The panel of claim 1, wherein the body portion (72) comprises an inner surface (74) and an outer surface (76), and wherein a gap exists between the base (94) and the outer surface (76).
The panel of any preceding claim, wherein the panel (68, 168) is formed from a ceramic matrix composite material.
The panel of any preceding claim, wherein the fastening member (92) is formed from a metallic material.
The panel of any preceding claim, wherein the panel (68, 168) has a first coefficient of thermal expansion, and the fastening member (92) has a second coefficient of thermal expansion different from the first coefficient of thermal expansion.
The panel of any preceding claim, further comprising: a locking nut (98) fitted over at least one of the plurality of fasteners (96).

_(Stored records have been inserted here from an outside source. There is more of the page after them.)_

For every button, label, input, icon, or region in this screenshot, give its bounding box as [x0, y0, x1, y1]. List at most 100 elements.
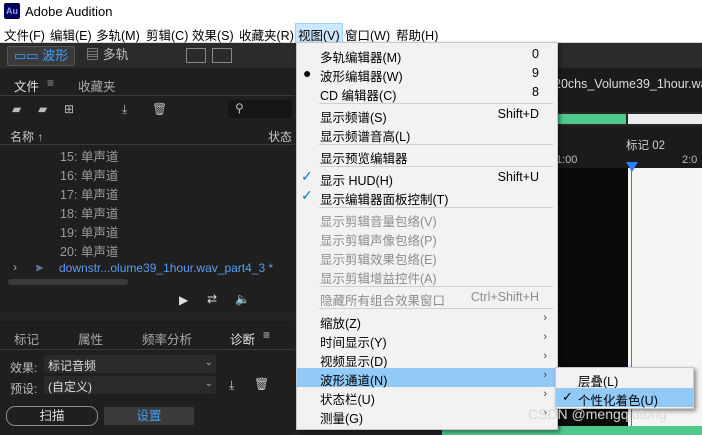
save-preset-icon[interactable]: ⤓	[229, 378, 234, 393]
preset-select[interactable]: (自定义) ⌄	[44, 376, 216, 394]
panel-menu-icon[interactable]: ≡	[263, 328, 270, 342]
time-label: 1:00	[556, 154, 578, 166]
menu-item-show-clip-pan-envelopes[interactable]: 显示剪辑声像包络(P)	[297, 228, 555, 248]
menu-item-video-display[interactable]: 视频显示(D) ›	[297, 349, 555, 369]
waveform-mode-button[interactable]: ▭▭ 波形	[7, 46, 76, 66]
effect-select[interactable]: 标记音频 ⌄	[44, 355, 216, 373]
column-status[interactable]: 状态	[268, 128, 292, 145]
submenu-item-stacked[interactable]: 层叠(L)	[556, 369, 693, 389]
menu-separator	[319, 144, 553, 145]
spectral-icon[interactable]	[186, 48, 206, 63]
scan-button[interactable]: 扫描	[6, 406, 98, 426]
submenu-arrow-icon: ›	[543, 350, 547, 362]
list-item[interactable]: 20: 单声道	[0, 239, 290, 259]
settings-button[interactable]: 设置	[104, 407, 194, 425]
file-name: downstr...olume39_1hour.wav_part4_3 *	[59, 261, 274, 275]
import-icon[interactable]: ▰	[38, 102, 47, 116]
menu-separator	[319, 286, 553, 287]
search-input[interactable]: ⚲	[228, 100, 292, 118]
tab-properties[interactable]: 属性	[78, 329, 103, 348]
menu-item-show-editor-panel-controls[interactable]: ✓ 显示编辑器面板控制(T)	[297, 187, 555, 207]
submenu-arrow-icon: ›	[543, 388, 547, 400]
play-icon[interactable]: ▶	[179, 293, 188, 307]
waveform-icon: ▭▭	[14, 48, 39, 63]
effect-label: 效果:	[10, 361, 38, 375]
files-panel: 文件 ≡ 收藏夹 ▰ ▰ ⊞ ⤓ 🗑 ⚲ 名称 ↑ 状态 15: 单声道 16:…	[0, 68, 294, 313]
title-bar: Au Adobe Audition	[0, 0, 702, 22]
menu-item-zoom[interactable]: 缩放(Z) ›	[297, 311, 555, 331]
tab-markers[interactable]: 标记	[14, 329, 39, 348]
menu-item-show-clip-effect-envelopes[interactable]: 显示剪辑效果包络(E)	[297, 247, 555, 267]
tool-icons	[160, 48, 275, 63]
menu-favorites[interactable]: 收藏夹(R)	[239, 25, 294, 44]
menu-separator	[319, 207, 553, 208]
menu-multitrack[interactable]: 多轨(M)	[96, 25, 140, 44]
expand-chevron-icon[interactable]: ›	[13, 260, 17, 274]
checkmark-icon: ✓	[301, 187, 313, 203]
list-item[interactable]: 18: 单声道	[0, 201, 290, 221]
menu-item-show-hud[interactable]: ✓ 显示 HUD(H) Shift+U	[297, 168, 555, 188]
watermark: CSDN @mengqiutong	[528, 406, 667, 422]
menu-item-cd-editor[interactable]: CD 编辑器(C) 8	[297, 83, 555, 103]
waveform-file-icon: ⫸	[36, 260, 43, 274]
submenu-item-personalized-colors[interactable]: ✓ 个性化着色(U)	[556, 388, 693, 408]
tab-frequency-analysis[interactable]: 频率分析	[142, 329, 192, 348]
time-label: 2:0	[682, 154, 698, 166]
menu-item-status-bar[interactable]: 状态栏(U) ›	[297, 387, 555, 407]
menu-effects[interactable]: 效果(S)	[192, 25, 234, 44]
tab-favorites[interactable]: 收藏夹	[78, 76, 116, 95]
list-item[interactable]: 17: 单声道	[0, 182, 290, 202]
list-item[interactable]: 15: 单声道	[0, 144, 290, 164]
menu-bar: 文件(F) 编辑(E) 多轨(M) 剪辑(C) 效果(S) 收藏夹(R) 视图(…	[0, 22, 702, 46]
chevron-down-icon: ⌄	[204, 378, 213, 389]
playhead-icon[interactable]	[626, 162, 638, 172]
menu-item-hide-effects-racks[interactable]: 隐藏所有组合效果窗口 Ctrl+Shift+H	[297, 288, 555, 308]
horizontal-scrollbar[interactable]	[8, 279, 128, 285]
menu-separator	[319, 308, 553, 309]
multitrack-mode-button[interactable]: ▤ 多轨	[80, 46, 135, 64]
checkmark-icon: ✓	[562, 389, 573, 404]
column-name[interactable]: 名称 ↑	[10, 128, 43, 145]
list-item[interactable]: 16: 单声道	[0, 163, 290, 183]
delete-icon[interactable]: 🗑	[152, 102, 167, 116]
list-item[interactable]: 19: 单声道	[0, 220, 290, 240]
overview-selection	[628, 114, 702, 124]
tab-files[interactable]: 文件	[14, 76, 39, 95]
menu-item-show-spectral-pitch[interactable]: 显示频谱音高(L)	[297, 124, 555, 144]
menu-edit[interactable]: 编辑(E)	[50, 25, 92, 44]
insert-icon[interactable]: ⤓	[122, 102, 127, 117]
open-folder-icon[interactable]: ▰	[12, 102, 21, 116]
search-icon: ⚲	[235, 101, 244, 115]
menu-separator	[319, 166, 553, 167]
waveform-channels-submenu: 层叠(L) ✓ 个性化着色(U)	[555, 367, 694, 409]
menu-item-time-display[interactable]: 时间显示(Y) ›	[297, 330, 555, 350]
overview-waveform	[556, 114, 626, 124]
multitrack-icon: ▤	[86, 47, 100, 62]
menu-item-show-clip-gain-controls[interactable]: 显示剪辑增益控件(A)	[297, 266, 555, 286]
radio-bullet-icon: ●	[303, 65, 312, 81]
delete-preset-icon[interactable]: 🗑	[254, 377, 269, 391]
checkmark-icon: ✓	[301, 168, 313, 184]
menu-item-waveform-editor[interactable]: ● 波形编辑器(W) 9	[297, 64, 555, 84]
submenu-arrow-icon: ›	[543, 331, 547, 343]
menu-item-show-clip-volume-envelopes[interactable]: 显示剪辑音量包络(V)	[297, 209, 555, 229]
menu-clip[interactable]: 剪辑(C)	[146, 25, 188, 44]
menu-item-multitrack-editor[interactable]: 多轨编辑器(M) 0	[297, 45, 555, 65]
menu-item-show-spectral[interactable]: 显示频谱(S) Shift+D	[297, 105, 555, 125]
menu-file[interactable]: 文件(F)	[4, 25, 45, 44]
volume-icon[interactable]: 🔈	[235, 292, 250, 306]
file-row[interactable]: › ⫸ downstr...olume39_1hour.wav_part4_3 …	[0, 258, 294, 278]
menu-item-waveform-channels[interactable]: 波形通道(N) ›	[297, 368, 555, 388]
tab-diagnostics[interactable]: 诊断	[230, 329, 255, 348]
submenu-arrow-icon: ›	[543, 312, 547, 324]
pitch-icon[interactable]	[212, 48, 232, 63]
marker-label[interactable]: 标记 02	[626, 137, 665, 153]
editor-file-tab[interactable]: 20chs_Volume39_1hour.wav_	[554, 77, 702, 91]
menu-item-show-preview-editor[interactable]: 显示预览编辑器	[297, 146, 555, 166]
loop-icon[interactable]: ⇄	[207, 292, 217, 306]
panel-menu-icon[interactable]: ≡	[47, 76, 54, 90]
menu-separator	[319, 103, 553, 104]
window-title: Adobe Audition	[25, 4, 113, 19]
new-file-icon[interactable]: ⊞	[64, 102, 74, 116]
menu-item-metering[interactable]: 测量(G) ›	[297, 406, 555, 426]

A combustor liner assembly for a gas turbine engine combustor (46, 146), the assembly comprising:
at least one liner; and
at least one panel secured to the at least one liner, the at least one panel comprising the panel (68, 168) of any preceding claim.
The assembly of claim 7, wherein the at least one liner is formed from a metallic material.
The assembly of claim 7 or 8, wherein the at least one panel has a first coefficient of thermal expansion, and wherein the at least one liner has a second coefficient of thermal expansion different from the first coefficient of thermal expansion.
The assembly of any of claims 7 to 9, further comprising a seal (80) disposed along an edge of the body portion (72).
The assembly of claim 10, wherein the seal (80) is formed from a ceramic matrix composite material.
The assembly of any of claims 7 to 11, wherein the at least one liner comprises a first, axially extending liner (60, 62, 160, 162) and a second, radially extending liner (64, 164) forward of the first liner (60, 62, 160, 162).
The assembly of claim 12, wherein the at least one panel comprises a first panel (68, 168), and a second panel (66, 166), optionally wherein the second panel (66, 166) is disposed forward of the first panel (68, 168).
The assembly of claim 13, wherein the second panel (66) is held in place by interference fit with the first liner (60, 62) and the second liner (64).
The assembly of any of claims 7 to 14, wherein the combustor (46, 146) is arranged in a kinked configuration or a straight wall configuration.